Of course she’d gone out the back. Why had he ever considered her a calming force in his life? She felt more like a tornado.
He raced back outside, climbed into her Camry, hung a U-turn and floored it out of Khanda toward Smolsk. Where would she go? He popped on his headlights, and in the encroaching darkness saw taillights of the ambulance she’d driven as she lumbered onto the main thoroughfare.
Hatlichna! She was headed toward Smolsk. Maybe he had talked some sense into her and her pride just didn’t want to admit it. Hopefully she would just keep driving straight and right into Buryatia province.
Yeah, and maybe he wouldn’t be cleaning toilets in gulag this time next week.
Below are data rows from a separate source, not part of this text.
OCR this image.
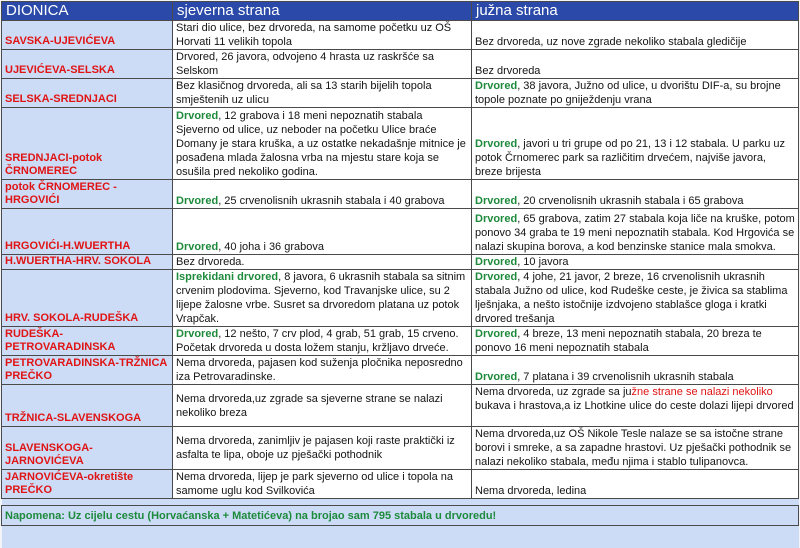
DIONICA	sjeverna strana	južna strana
SAVSKA-UJEVIĆEVA	Stari dio ulice, bez drvoreda, na samome početku uz OŠ Horvati 11 velikih topola	Bez drvoreda, uz nove zgrade nekoliko stabala gledičije
UJEVIĆEVA-SELSKA	Drvored, 26 javora, odvojeno 4 hrasta uz raskršće sa Selskom	Bez drvoreda
SELSKA-SREDNJACI	Bez klasičnog drvoreda, ali sa 13 starih bijelih topola smještenih uz ulicu	Drvored, 38 javora, Južno od ulice, u dvorištu DIF-a, su brojne topole poznate po gniježdenju vrana
SREDNJACI-potok ČRNOMEREC	Drvored, 12 grabova i 18 meni nepoznatih stabala Sjeverno od ulice, uz neboder na početku Ulice braće Domany je stara kruška, a uz ostatke nekadašnje mitnice je posađena mlada žalosna vrba na mjestu stare koja se osušila pred nekoliko godina.	Drvored, javori u tri grupe od po 21, 13 i 12 stabala. U parku uz potok Črnomerec park sa različitim drvećem, najviše javora, breze brijesta
potok ČRNOMEREC - HRGOVIĆI	Drvored, 25 crvenolisnih ukrasnih stabala i 40 grabova	Drvored, 20 crvenolisnih ukrasnih stabala i 65 grabova
HRGOVIĆI-H.WUERTHA	Drvored, 40 joha i 36 grabova	Drvored, 65 grabova, zatim 27 stabala koja liče na kruške, potom ponovo 34 graba te 19 meni nepoznatih stabala. Kod Hrgovića se nalazi skupina borova, a kod benzinske stanice mala smokva.
H.WUERTHA-HRV. SOKOLA	Bez drvoreda.	Drvored, 10 javora
HRV. SOKOLA-RUDEŠKA	Isprekidani drvored, 8 javora, 6 ukrasnih stabala sa sitnim crvenim plodovima. Sjeverno, kod Travanjske ulice, su 2 lijepe žalosne vrbe. Susret sa drvoredom platana uz potok Vrapčak.	Drvored, 4 johe, 21 javor, 2 breze, 16 crvenolisnih ukrasnih stabala Južno od ulice, kod Rudeške ceste, je živica sa stablima lješnjaka, a nešto istočnije izdvojeno stablašce gloga i kratki drvored trešanja
RUDEŠKA-PETROVARADINSKA	Drvored, 12 nešto, 7 crv plod, 4 grab, 51 grab, 15 crveno. Početak drvoreda u dosta ložem stanju, kržljavo drveće.	Drvored, 4 breze, 13 meni nepoznatih stabala, 20 breza te ponovo 16 meni nepoznatih stabala
PETROVARADINSKA-TRŽNICA PREČKO	Nema drvoreda, pajasen kod suženja pločnika neposredno iza Petrovaradinske.	Drvored, 7 platana i 39 crvenolisnih ukrasnih stabala
TRŽNICA-SLAVENSKOGA	Nema drvoreda,uz zgrade sa sjeverne strane se nalazi nekoliko breza	Nema drvoreda, uz zgrade sa južne strane se nalazi nekoliko bukava i hrastova,a iz Lhotkine ulice do ceste dolazi lijepi drvored
SLAVENSKOGA-JARNOVIĆEVA	Nema drvoreda, zanimljiv je pajasen koji raste praktički iz asfalta te lipa, oboje uz pješački pothodnik	Nema drvoreda,uz OŠ Nikole Tesle nalaze se sa istočne strane borovi i smreke, a sa zapadne hrastovi. Uz pješački pothodnik se nalazi nekoliko stabala, među njima i stablo tulipanovca.
JARNOVIĆEVA-okretište PREČKO	Nema drvoreda, lijep je park sjeverno od ulice i topola na samome uglu kod Svilkovića	Nema drvoreda, ledina

Napomena: Uz cijelu cestu (Horvaćanska + Matetićeva) na brojao sam 795 stabala u drvoredu!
Roman slammed his hand against the steering wheel. The car shimmied on the road and he slowed. Snow layered the road like icing and, as he drove out of town into the blinding whiteness of the encroaching blizzard, he had to double-grip the wheel. The heater couldn’t keep up with the cold and he felt his feet begin to grow numb. Ahead of him, Sarai’s taillights—at least he hoped they were Sarai’s—cut through the gauze of snow like a blood-red knife.